Drudi Cristian, Mollura Maximiliano, Lehman Li-Wei H, Barbieri Riccardo
Department of Electronics, Informatics and EngineeringPolitecnico di Milano 20133 Milano Italy.
Institute for Medical Engineering and ScienceMassachusetts Institute of Technology Cambridge MA 02139 USA.
IEEE Open J Eng Med Biol. 2024 Feb 19;5:806-815. doi: 10.1109/OJEMB.2024.3367236. eCollection 2024.
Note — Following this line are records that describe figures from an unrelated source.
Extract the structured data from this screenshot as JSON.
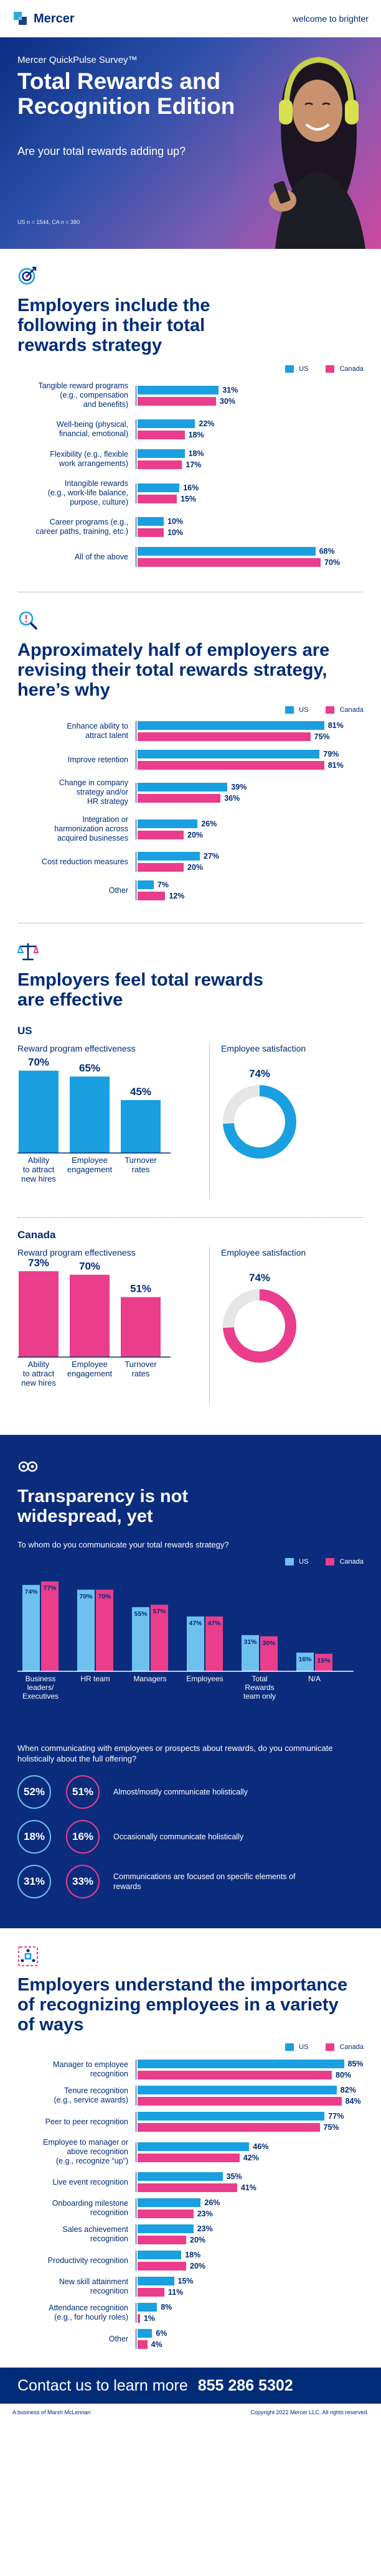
{
  "header": {
    "brand": "Mercer",
    "tagline": "welcome to brighter"
  },
  "hero": {
    "survey": "Mercer QuickPulse Survey™",
    "title": "Total Rewards and Recognition Edition",
    "subtitle": "Are your total rewards adding up?",
    "note": "US n = 1544, CA n = 380"
  },
  "colors": {
    "us": "#1a9fe0",
    "canada": "#ea3d8c",
    "navy": "#002c77"
  },
  "legend": {
    "us": "US",
    "canada": "Canada"
  },
  "strategy": {
    "title": "Employers include the following in their total rewards strategy",
    "icon": "target-icon",
    "chart_data": {
      "type": "bar",
      "orientation": "horizontal",
      "categories": [
        "Tangible reward programs (e.g., compensation and benefits)",
        "Well-being (physical, financial, emotional)",
        "Flexibility (e.g., flexible work arrangements)",
        "Intangible rewards (e.g., work-life balance, purpose, culture)",
        "Career programs (e.g., career paths, training, etc.)",
        "All of the above"
      ],
      "labels": [
        [
          "Tangible reward programs",
          "(e.g., compensation",
          "and benefits)"
        ],
        [
          "Well-being (physical,",
          "financial, emotional)"
        ],
        [
          "Flexibility (e.g., flexible",
          "work arrangements)"
        ],
        [
          "Intangible rewards",
          "(e.g., work-life balance,",
          "purpose, culture)"
        ],
        [
          "Career programs (e.g.,",
          "career paths, training, etc.)"
        ],
        [
          "All of the above"
        ]
      ],
      "series": [
        {
          "name": "US",
          "values": [
            31,
            22,
            18,
            16,
            10,
            68
          ]
        },
        {
          "name": "Canada",
          "values": [
            30,
            18,
            17,
            15,
            10,
            70
          ]
        }
      ],
      "unit": "%"
    }
  },
  "revising": {
    "title": "Approximately half of employers are revising their total rewards strategy, here’s why",
    "icon": "magnifier-icon",
    "chart_data": {
      "type": "bar",
      "orientation": "horizontal",
      "categories": [
        "Enhance ability to attract talent",
        "Improve retention",
        "Change in company strategy and/or HR strategy",
        "Integration or harmonization across acquired businesses",
        "Cost reduction measures",
        "Other"
      ],
      "labels": [
        [
          "Enhance ability to",
          "attract talent"
        ],
        [
          "Improve retention"
        ],
        [
          "Change in company",
          "strategy and/or",
          "HR strategy"
        ],
        [
          "Integration or",
          "harmonization across",
          "acquired businesses"
        ],
        [
          "Cost reduction measures"
        ],
        [
          "Other"
        ]
      ],
      "series": [
        {
          "name": "US",
          "values": [
            81,
            79,
            39,
            26,
            27,
            7
          ]
        },
        {
          "name": "Canada",
          "values": [
            75,
            81,
            36,
            20,
            20,
            12
          ]
        }
      ],
      "unit": "%"
    }
  },
  "effective": {
    "title": "Employers feel total rewards are effective",
    "icon": "scale-icon",
    "us": {
      "country": "US",
      "program_title": "Reward program effectiveness",
      "satisfaction_title": "Employee satisfaction",
      "chart_data": {
        "type": "bar",
        "categories": [
          "Ability to attract new hires",
          "Employee engagement",
          "Turnover rates"
        ],
        "labels": [
          [
            "Ability",
            "to attract",
            "new hires"
          ],
          [
            "Employee",
            "engagement"
          ],
          [
            "Turnover",
            "rates"
          ]
        ],
        "values": [
          70,
          65,
          45
        ],
        "unit": "%"
      },
      "satisfaction": 74
    },
    "canada": {
      "country": "Canada",
      "program_title": "Reward program effectiveness",
      "satisfaction_title": "Employee satisfaction",
      "chart_data": {
        "type": "bar",
        "categories": [
          "Ability to attract new hires",
          "Employee engagement",
          "Turnover rates"
        ],
        "labels": [
          [
            "Ability",
            "to attract",
            "new hires"
          ],
          [
            "Employee",
            "engagement"
          ],
          [
            "Turnover",
            "rates"
          ]
        ],
        "values": [
          73,
          70,
          51
        ],
        "unit": "%"
      },
      "satisfaction": 74
    }
  },
  "transparency": {
    "title": "Transparency is not widespread, yet",
    "icon": "eye-icon",
    "question": "To whom do you communicate your total rewards strategy?",
    "chart_data": {
      "type": "bar",
      "categories": [
        "Business leaders/ Executives",
        "HR team",
        "Managers",
        "Employees",
        "Total Rewards team only",
        "N/A"
      ],
      "labels": [
        [
          "Business",
          "leaders/",
          "Executives"
        ],
        [
          "HR team"
        ],
        [
          "Managers"
        ],
        [
          "Employees"
        ],
        [
          "Total",
          "Rewards",
          "team only"
        ],
        [
          "N/A"
        ]
      ],
      "series": [
        {
          "name": "US",
          "values": [
            74,
            70,
            55,
            47,
            31,
            16
          ]
        },
        {
          "name": "Canada",
          "values": [
            77,
            70,
            57,
            47,
            30,
            15
          ]
        }
      ],
      "unit": "%"
    },
    "holistic_question": "When communicating with employees or prospects about rewards, do you communicate holistically about the full offering?",
    "holistic": [
      {
        "us": "52%",
        "ca": "51%",
        "text": "Almost/mostly communicate holistically"
      },
      {
        "us": "18%",
        "ca": "16%",
        "text": "Occasionally communicate holistically"
      },
      {
        "us": "31%",
        "ca": "33%",
        "text": "Communications are focused on specific elements of rewards"
      }
    ]
  },
  "recognition": {
    "title": "Employers understand the importance of recognizing employees in a variety of ways",
    "icon": "network-icon",
    "chart_data": {
      "type": "bar",
      "orientation": "horizontal",
      "categories": [
        "Manager to employee recognition",
        "Tenure recognition (e.g., service awards)",
        "Peer to peer recognition",
        "Employee to manager or above recognition (e.g., recognize “up”)",
        "Live event recognition",
        "Onboarding milestone recognition",
        "Sales achievement recognition",
        "Productivity recognition",
        "New skill attainment recognition",
        "Attendance recognition (e.g., for hourly roles)",
        "Other"
      ],
      "labels": [
        [
          "Manager to employee",
          "recognition"
        ],
        [
          "Tenure recognition",
          "(e.g., service awards)"
        ],
        [
          "Peer to peer recognition"
        ],
        [
          "Employee to manager or",
          "above recognition",
          "(e.g., recognize “up”)"
        ],
        [
          "Live event recognition"
        ],
        [
          "Onboarding milestone",
          "recognition"
        ],
        [
          "Sales achievement",
          "recognition"
        ],
        [
          "Productivity recognition"
        ],
        [
          "New skill attainment",
          "recognition"
        ],
        [
          "Attendance recognition",
          "(e.g., for hourly roles)"
        ],
        [
          "Other"
        ]
      ],
      "series": [
        {
          "name": "US",
          "values": [
            85,
            82,
            77,
            46,
            35,
            26,
            23,
            18,
            15,
            8,
            6
          ]
        },
        {
          "name": "Canada",
          "values": [
            80,
            84,
            75,
            42,
            41,
            23,
            20,
            20,
            11,
            1,
            4
          ]
        }
      ],
      "unit": "%"
    }
  },
  "footer": {
    "cta": "Contact us to learn more",
    "phone": "855 286 5302",
    "business": "A business of Marsh McLennan",
    "copyright": "Copyright 2022 Mercer LLC. All rights reserved."
  }
}
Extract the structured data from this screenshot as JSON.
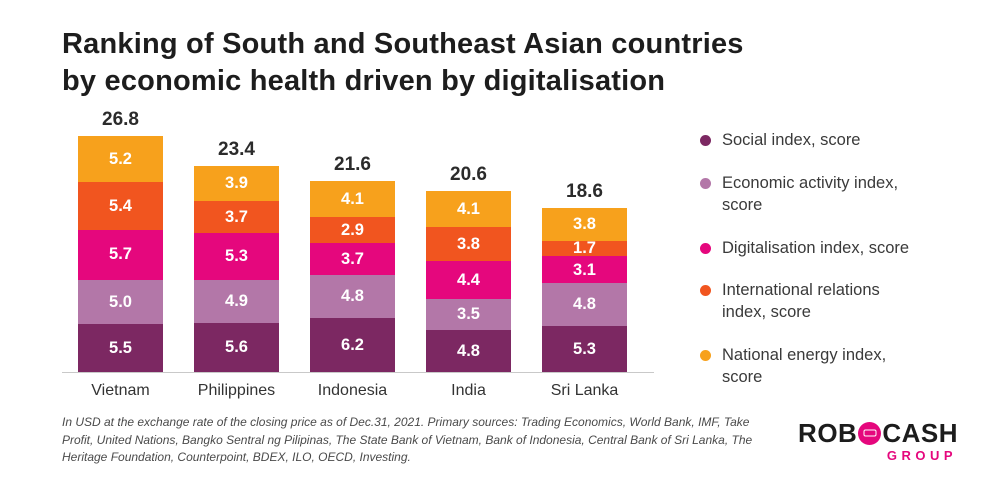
{
  "title": {
    "line1": "Ranking of South and Southeast Asian countries",
    "line2": "by economic health driven by digitalisation"
  },
  "chart_data": {
    "type": "bar",
    "stacked": true,
    "title": "Ranking of South and Southeast Asian countries by economic health driven by digitalisation",
    "categories": [
      "Vietnam",
      "Philippines",
      "Indonesia",
      "India",
      "Sri Lanka"
    ],
    "totals": [
      26.8,
      23.4,
      21.6,
      20.6,
      18.6
    ],
    "series": [
      {
        "name": "Social index, score",
        "color": "#7c2862",
        "values": [
          5.5,
          5.6,
          6.2,
          4.8,
          5.3
        ]
      },
      {
        "name": "Economic activity index, score",
        "color": "#b377a8",
        "values": [
          5.0,
          4.9,
          4.8,
          3.5,
          4.8
        ]
      },
      {
        "name": "Digitalisation index, score",
        "color": "#e5077d",
        "values": [
          5.7,
          5.3,
          3.7,
          4.4,
          3.1
        ]
      },
      {
        "name": "International relations index, score",
        "color": "#f1551f",
        "values": [
          5.4,
          3.7,
          2.9,
          3.8,
          1.7
        ]
      },
      {
        "name": "National energy index, score",
        "color": "#f7a11c",
        "values": [
          5.2,
          3.9,
          4.1,
          4.1,
          3.8
        ]
      }
    ],
    "value_labels": true,
    "legend_position": "right",
    "ylim": [
      0,
      26.8
    ],
    "grid": false
  },
  "legend": {
    "items": [
      {
        "label": "Social index, score",
        "color": "#7c2862"
      },
      {
        "label": "Economic activity index, score",
        "color": "#b377a8"
      },
      {
        "label": "Digitalisation index, score",
        "color": "#e5077d"
      },
      {
        "label": "International relations index, score",
        "color": "#f1551f"
      },
      {
        "label": "National energy index, score",
        "color": "#f7a11c"
      }
    ]
  },
  "footnote": "In USD at the exchange rate of the closing price as of Dec.31, 2021. Primary sources: Trading Economics, World Bank, IMF, Take Profit, United Nations, Bangko Sentral ng Pilipinas, The State Bank of Vietnam, Bank of Indonesia, Central Bank of Sri Lanka, The Heritage Foundation, Counterpoint, BDEX, ILO, OECD, Investing.",
  "logo": {
    "part1": "ROB",
    "part2": "CASH",
    "group": "GROUP"
  }
}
The purpose of this study is to evaluate the importance of cardiorespiratory variables within a Reinforcement Learning (RL) recommendation system aimed at establishing optimal strategies for drug treatment of septic patients in the intensive care unit (ICU). We developed a RL model in order to establish drug administration strategies for septic patients using only a set of cardiorespiratory variables. We then compared this model with other RL models trained with a different set of features. We selected patients meeting the Sepsis-3 criteria from the Multi-parameter Intelligent Monitoring in Intensive Care (MIMIC III) database, resulting in a total of 20,496 ICU admissions. A Markov Decision Process (MDP) was built on the extracted discrete time-series. A policy iteration algorithm was used to obtain the optimal AI policy for the MDP. The policy performance was then evaluated using the WIS estimator. The process was repeated for each set of variables and compared to a set of baseline benchmark policies. The model trained with cardiorespiratory variables outperformed all other models considered, resulting in a 95% confidence lower bound score of 97.48. This finding highlights the importance of cardiovascular variables in the clinical RL recommendation system. We established an efficient RL model for sepsis treatment in the ICU and demonstrated that cardiorespiratory variables provides critical information in devising optimal policies. Given the potentially continuous availability of cardiorespiratory features extracted from bedside physiological waveform monitoring, the proposed framework paves the way for a real time recommendation system for sepsis treatment.
本研究的目的是评估强化学习(RL)推荐系统中心肺变量的重要性,该系统旨在为重症监护病房(ICU)的脓毒症患者建立最佳药物治疗策略。我们开发了一个RL模型,以便仅使用一组心肺变量为脓毒症患者建立给药策略。然后,我们将该模型与使用不同特征集训练的其他RL模型进行比较。我们从多参数智能重症监护监测(MIMIC III)数据库中选择符合脓毒症-3标准的患者,共有20496例ICU入院病例。基于提取的离散时间序列构建了马尔可夫决策过程(MDP)。使用策略迭代算法获得MDP的最优AI策略。然后使用WIS估计器评估策略性能。对每组变量重复该过程,并与一组基线基准策略进行比较。使用心肺变量训练的模型优于所有其他考虑的模型,95%置信下限评分为97.48。这一发现突出了心血管变量在临床RL推荐系统中的重要性。我们建立了一个用于ICU脓毒症治疗的高效RL模型,并证明心肺变量在制定最优策略时提供了关键信息。鉴于从床边生理波形监测中提取的心肺特征可能持续可用,所提出的框架为脓毒症治疗的实时推荐系统铺平了道路。